AICR eNews May 2012 | Issue 70
Understanding how body fat affects your health can help you better manage your weight, which will in turn lower your cancer risk and offer a range of other health benefits. To get an update on the latest findings, AICR spoke to a leading researcher in this field, Anne McTiernan, MD, PhD, Director of the Prevention Center at the Fred Hutchinson Cancer Research Center in Seattle.
“Until recently, it was widely thought that people are born with a set number of fat cells that shrink and expand, depending on our diet and physical activity,” Dr. McTiernan said. “Now we realize that fat tissue is more complex than this,” she says.
Moving and Losing Fat Go Together
Dr. McTiernan is studying the effects of increased physical activity and weight loss on reducing several risk factors for cancer. In one study, she found that overweight post-menopausal women who exercised for 45 minutes, five days a week, reduced unhealthy body fat. The physical activity also lowered their estrogen and testosterone levels. High amounts of these hormones in the body can contribute to cancer risk.
In another study, Dr. McTiernan found that exercising six days a week led to significant fat loss in both men and women and a lowered risk of some colon cancer risk factors in men.
AICR: What happens to fat cells when we exercise?
Dr. McTiernan: Exercise alone doesn't have a large impact on fat tissue, but does decrease it somewhat. Physical activity plus eating a healthy, mostly plant-based diet is the key to preventing weight gain, according to AICR's expert report.
AICR: What role do fat cells play in cancer risk?
Dr. McTiernan: Inflammation-promoting proteins and estrogen and can lead to insulin levels that are too high. These are factors that can increase cancer risk.
AICR: How are fat cells (especially those around the waist) involved in increasing hormone production?
Dr. McTiernan: The fat in the abdominal area, around the organs, is thought to be most active in promoting elevated insulin levels and lipid disorders (such as high cholesterol and high levels of triglycerides, a type of fat in the blood), as well as excess inflammation.
AICR: What are fat cells' role in inflammation?
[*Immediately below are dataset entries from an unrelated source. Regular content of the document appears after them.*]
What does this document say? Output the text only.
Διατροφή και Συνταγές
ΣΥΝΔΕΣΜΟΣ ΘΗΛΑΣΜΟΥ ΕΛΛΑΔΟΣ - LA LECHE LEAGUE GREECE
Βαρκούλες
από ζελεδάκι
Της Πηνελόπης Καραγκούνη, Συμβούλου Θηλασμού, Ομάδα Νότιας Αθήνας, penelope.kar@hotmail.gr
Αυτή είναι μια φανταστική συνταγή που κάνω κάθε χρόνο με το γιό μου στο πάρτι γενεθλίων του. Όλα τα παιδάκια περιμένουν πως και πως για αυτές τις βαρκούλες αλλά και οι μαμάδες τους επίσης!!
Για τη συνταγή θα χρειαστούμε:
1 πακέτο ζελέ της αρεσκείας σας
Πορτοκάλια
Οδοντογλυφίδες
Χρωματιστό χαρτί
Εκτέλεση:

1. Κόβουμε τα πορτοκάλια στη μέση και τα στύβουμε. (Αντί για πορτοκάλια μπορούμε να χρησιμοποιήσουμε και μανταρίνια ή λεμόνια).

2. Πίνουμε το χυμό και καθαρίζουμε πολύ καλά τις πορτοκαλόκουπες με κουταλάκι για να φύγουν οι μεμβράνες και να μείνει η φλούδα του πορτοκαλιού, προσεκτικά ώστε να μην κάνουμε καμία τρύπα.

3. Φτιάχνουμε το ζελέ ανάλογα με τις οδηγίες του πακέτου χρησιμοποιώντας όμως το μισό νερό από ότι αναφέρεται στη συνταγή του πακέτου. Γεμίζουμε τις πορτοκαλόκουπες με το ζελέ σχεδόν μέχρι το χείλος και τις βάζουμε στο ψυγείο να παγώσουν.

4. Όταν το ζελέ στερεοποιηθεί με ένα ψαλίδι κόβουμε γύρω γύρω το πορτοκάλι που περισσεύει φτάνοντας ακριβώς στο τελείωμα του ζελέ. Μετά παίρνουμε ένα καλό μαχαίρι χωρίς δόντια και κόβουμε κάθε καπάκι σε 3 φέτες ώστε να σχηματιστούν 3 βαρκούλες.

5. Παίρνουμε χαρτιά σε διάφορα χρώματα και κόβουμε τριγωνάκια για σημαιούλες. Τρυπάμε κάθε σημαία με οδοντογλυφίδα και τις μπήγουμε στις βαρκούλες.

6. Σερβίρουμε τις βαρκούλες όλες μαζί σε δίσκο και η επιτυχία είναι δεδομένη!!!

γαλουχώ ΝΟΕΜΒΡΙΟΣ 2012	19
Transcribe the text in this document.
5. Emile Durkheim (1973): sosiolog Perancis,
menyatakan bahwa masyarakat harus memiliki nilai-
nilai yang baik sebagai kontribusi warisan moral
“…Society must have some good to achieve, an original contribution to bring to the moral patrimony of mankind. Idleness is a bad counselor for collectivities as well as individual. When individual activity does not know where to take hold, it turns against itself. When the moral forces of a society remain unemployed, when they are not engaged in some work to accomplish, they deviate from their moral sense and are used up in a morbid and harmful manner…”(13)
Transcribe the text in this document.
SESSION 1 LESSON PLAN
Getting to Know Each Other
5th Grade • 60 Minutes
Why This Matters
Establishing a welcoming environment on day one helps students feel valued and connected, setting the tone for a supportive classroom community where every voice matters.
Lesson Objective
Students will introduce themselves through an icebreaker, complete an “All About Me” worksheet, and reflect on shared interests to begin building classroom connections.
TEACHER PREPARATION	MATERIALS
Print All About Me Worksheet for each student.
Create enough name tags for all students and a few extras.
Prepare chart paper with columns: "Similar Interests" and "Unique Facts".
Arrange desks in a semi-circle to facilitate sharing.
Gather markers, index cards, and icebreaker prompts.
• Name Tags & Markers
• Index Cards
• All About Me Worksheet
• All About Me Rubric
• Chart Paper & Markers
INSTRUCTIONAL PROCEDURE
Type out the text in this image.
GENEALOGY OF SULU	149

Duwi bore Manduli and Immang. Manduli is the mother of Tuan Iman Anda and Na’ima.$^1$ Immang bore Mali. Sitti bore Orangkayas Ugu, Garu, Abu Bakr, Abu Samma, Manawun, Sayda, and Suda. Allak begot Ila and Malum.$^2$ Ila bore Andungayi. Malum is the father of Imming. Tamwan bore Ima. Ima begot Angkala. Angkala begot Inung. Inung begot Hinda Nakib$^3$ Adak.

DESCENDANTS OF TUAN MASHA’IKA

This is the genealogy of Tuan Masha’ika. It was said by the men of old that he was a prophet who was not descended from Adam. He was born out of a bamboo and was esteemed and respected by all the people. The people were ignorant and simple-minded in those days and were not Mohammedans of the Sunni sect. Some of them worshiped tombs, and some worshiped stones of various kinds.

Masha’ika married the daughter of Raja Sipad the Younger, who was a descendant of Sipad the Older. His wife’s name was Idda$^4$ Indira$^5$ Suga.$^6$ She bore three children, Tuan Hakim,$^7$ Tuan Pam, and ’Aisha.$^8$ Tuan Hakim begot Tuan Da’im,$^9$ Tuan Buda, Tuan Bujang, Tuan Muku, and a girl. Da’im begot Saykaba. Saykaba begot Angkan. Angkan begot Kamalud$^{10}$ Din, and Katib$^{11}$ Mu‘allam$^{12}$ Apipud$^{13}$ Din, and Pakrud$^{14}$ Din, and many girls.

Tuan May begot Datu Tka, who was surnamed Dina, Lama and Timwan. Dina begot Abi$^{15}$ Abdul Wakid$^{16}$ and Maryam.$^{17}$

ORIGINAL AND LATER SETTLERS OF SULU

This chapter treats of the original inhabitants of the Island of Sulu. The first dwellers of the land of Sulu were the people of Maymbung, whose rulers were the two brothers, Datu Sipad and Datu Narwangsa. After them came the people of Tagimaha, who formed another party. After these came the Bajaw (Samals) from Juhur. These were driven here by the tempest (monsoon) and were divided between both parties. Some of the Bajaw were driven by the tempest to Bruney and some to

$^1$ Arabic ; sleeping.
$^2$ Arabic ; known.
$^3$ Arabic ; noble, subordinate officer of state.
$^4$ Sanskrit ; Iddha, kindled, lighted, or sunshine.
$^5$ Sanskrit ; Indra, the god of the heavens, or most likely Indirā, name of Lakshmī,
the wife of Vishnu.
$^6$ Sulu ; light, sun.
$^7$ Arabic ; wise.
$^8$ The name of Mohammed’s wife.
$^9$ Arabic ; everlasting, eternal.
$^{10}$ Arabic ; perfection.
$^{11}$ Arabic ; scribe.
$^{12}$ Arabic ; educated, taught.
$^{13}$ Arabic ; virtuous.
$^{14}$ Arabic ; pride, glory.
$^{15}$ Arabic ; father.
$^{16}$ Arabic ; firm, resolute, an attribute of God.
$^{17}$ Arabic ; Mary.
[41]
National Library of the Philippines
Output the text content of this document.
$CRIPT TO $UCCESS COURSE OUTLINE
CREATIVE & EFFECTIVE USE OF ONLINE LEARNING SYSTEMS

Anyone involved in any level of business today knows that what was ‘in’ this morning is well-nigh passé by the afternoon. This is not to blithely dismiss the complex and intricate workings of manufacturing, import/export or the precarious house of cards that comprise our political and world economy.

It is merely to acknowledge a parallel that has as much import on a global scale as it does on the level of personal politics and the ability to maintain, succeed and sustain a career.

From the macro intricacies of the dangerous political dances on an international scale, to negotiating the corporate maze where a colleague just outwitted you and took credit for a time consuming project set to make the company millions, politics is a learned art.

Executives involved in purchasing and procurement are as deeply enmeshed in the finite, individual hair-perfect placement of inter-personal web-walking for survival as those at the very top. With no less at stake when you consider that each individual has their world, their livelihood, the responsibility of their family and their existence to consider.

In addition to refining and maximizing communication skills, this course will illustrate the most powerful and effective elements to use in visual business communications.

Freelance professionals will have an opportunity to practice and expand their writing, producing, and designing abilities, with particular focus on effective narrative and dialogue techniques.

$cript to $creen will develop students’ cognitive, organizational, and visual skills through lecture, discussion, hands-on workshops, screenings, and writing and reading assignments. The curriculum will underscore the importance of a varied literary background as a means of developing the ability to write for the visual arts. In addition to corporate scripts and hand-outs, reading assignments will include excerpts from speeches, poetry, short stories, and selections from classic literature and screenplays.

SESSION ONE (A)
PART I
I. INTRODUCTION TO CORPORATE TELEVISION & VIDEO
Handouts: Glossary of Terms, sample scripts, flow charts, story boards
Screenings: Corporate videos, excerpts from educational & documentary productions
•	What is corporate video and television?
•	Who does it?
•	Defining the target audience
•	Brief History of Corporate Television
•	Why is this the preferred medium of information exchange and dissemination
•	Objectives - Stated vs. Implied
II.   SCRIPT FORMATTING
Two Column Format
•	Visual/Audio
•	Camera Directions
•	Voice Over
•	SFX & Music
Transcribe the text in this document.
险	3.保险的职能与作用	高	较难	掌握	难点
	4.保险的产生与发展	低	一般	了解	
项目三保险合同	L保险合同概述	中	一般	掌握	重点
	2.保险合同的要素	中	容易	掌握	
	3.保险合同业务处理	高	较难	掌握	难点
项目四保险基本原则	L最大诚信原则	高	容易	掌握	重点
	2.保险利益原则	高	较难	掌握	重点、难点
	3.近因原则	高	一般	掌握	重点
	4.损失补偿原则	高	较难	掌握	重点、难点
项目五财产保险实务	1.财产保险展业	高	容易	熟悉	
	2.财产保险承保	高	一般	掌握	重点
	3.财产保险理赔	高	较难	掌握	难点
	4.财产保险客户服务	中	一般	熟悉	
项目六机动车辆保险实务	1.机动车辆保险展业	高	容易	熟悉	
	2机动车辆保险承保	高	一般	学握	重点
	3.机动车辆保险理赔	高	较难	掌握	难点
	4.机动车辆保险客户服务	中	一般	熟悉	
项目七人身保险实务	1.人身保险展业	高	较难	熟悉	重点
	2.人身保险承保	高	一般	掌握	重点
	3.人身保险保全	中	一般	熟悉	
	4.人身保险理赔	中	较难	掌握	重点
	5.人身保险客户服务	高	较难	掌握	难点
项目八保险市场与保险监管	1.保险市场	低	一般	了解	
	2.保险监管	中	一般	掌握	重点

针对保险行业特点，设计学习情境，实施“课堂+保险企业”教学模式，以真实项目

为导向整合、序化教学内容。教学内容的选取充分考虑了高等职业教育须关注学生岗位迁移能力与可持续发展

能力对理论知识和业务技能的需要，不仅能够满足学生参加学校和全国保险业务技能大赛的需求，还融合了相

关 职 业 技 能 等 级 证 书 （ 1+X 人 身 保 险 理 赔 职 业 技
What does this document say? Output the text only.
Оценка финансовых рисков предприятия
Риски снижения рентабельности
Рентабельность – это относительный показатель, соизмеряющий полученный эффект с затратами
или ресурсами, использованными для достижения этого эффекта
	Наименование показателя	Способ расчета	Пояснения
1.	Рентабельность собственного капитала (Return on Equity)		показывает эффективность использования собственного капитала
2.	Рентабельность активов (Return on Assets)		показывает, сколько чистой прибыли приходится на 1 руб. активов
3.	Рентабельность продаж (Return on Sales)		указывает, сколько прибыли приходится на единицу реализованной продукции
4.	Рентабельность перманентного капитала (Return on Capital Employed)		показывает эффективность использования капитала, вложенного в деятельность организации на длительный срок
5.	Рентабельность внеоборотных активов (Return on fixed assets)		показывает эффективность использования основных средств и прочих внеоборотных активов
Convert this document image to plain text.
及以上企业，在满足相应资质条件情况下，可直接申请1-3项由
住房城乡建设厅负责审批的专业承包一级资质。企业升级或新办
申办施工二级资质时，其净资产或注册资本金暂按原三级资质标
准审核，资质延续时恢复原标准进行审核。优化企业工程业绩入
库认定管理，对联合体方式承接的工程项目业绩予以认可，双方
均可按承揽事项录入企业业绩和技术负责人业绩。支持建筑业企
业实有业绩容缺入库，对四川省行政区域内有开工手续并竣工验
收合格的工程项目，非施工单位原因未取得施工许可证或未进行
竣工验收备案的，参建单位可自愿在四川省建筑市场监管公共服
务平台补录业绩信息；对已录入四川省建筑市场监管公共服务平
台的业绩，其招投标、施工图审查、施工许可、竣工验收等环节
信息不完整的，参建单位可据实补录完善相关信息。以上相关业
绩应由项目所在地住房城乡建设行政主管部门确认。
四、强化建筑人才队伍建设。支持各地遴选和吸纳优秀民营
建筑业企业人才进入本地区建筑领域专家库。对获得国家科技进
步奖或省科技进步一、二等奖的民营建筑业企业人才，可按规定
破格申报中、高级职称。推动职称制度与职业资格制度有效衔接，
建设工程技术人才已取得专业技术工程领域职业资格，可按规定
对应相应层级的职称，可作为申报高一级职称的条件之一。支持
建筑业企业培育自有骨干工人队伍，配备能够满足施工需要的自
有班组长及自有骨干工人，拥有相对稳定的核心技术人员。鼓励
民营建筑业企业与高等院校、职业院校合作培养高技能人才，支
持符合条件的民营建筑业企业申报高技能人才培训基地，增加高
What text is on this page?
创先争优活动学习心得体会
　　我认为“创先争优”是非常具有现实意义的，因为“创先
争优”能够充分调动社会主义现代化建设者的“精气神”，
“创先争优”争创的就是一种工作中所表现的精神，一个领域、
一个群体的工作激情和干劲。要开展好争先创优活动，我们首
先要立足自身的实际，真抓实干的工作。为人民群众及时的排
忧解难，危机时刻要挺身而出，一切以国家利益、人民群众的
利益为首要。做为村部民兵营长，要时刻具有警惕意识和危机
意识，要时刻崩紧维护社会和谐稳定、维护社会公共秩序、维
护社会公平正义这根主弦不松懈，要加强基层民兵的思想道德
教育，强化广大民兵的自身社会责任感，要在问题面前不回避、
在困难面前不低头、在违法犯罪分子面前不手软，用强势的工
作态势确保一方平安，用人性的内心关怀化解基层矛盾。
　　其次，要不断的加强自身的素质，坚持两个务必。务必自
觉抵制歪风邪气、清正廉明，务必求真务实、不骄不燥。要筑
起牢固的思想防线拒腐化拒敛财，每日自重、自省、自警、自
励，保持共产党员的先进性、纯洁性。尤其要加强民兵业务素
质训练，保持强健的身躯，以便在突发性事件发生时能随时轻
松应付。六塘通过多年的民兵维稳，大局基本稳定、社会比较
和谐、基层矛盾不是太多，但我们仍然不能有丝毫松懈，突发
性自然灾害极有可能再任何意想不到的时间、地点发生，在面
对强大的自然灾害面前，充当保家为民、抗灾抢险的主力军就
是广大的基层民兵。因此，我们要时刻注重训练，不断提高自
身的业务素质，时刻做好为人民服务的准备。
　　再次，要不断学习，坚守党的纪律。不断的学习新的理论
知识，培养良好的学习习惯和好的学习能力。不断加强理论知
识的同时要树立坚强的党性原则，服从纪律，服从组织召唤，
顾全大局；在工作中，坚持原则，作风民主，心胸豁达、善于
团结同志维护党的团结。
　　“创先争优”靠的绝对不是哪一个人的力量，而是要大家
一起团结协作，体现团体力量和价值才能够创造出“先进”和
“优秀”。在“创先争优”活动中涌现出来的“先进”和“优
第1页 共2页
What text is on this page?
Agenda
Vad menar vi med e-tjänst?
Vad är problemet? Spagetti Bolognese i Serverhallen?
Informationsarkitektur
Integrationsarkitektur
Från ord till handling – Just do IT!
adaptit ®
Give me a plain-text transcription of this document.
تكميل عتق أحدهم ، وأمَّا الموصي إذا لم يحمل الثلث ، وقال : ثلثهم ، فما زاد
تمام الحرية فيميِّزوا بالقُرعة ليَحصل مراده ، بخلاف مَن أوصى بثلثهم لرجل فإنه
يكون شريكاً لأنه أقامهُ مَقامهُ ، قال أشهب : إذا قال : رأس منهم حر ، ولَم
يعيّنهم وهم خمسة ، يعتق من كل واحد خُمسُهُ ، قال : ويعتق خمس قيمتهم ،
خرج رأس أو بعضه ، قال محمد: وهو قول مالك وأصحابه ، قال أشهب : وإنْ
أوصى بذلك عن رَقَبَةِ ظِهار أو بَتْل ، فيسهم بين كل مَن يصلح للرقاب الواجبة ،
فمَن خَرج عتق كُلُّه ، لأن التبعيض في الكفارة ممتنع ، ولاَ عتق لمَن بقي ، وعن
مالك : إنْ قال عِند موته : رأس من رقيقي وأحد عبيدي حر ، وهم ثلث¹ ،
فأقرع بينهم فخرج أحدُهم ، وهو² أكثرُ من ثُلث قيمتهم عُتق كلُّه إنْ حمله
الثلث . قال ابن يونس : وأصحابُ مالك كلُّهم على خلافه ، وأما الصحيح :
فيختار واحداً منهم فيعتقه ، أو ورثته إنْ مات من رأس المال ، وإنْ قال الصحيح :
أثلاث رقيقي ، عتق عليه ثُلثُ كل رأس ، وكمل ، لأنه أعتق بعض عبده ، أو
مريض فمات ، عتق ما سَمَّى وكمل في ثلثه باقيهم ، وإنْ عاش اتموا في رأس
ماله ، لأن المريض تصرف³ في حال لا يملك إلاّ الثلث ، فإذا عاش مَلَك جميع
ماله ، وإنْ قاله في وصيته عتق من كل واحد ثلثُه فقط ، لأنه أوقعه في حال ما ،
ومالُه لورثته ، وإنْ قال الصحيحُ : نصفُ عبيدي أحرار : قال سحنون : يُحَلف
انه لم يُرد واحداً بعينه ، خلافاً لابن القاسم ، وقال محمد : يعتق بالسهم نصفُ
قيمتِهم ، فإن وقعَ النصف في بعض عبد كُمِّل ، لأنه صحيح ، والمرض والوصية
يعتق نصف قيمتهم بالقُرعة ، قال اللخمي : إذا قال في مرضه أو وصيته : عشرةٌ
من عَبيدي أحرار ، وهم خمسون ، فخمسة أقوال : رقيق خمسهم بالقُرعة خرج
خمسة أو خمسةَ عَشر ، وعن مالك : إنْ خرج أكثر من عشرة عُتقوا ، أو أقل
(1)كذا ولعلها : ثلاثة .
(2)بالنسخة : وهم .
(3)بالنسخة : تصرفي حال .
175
Dr. McTiernan: Too much body fat produces large amounts of inflammation-promoting proteins (cytokines) that prompt the liver to make the substance C-reactive protein (CRP), which gets released into the bloodstream. Consistently high inflammation levels, indicated by the presence of CRP in blood tests, are common signs of higher risk for cancer, diabetes and heart disease.
AICR: Why do our calorie needs diminish with age?
Dr. McTiernan: Older people are less active and therefore their muscle/bone mass decreases, all of which reduce metabolic rates, leading to lower calorie needs.
AICR: Is weight loss important for older people (age 75+)?
Dr. McTiernan: Weight loss in older persons improves several health aspects including reducing risk for developing diabetes. Weight loss through just dieting, however, reduces lean mass and bone mass, so exercise is very important in this age group because it can the slow loss of muscle and bone that would otherwise happen with calorie restriction.
AICR: Is any progress being made in halting the obesity epidemic?
Dr. McTiernan: There is not enough progress. We need to educate the public, businesses, public partnerships and health care communities and come together to solve this problem.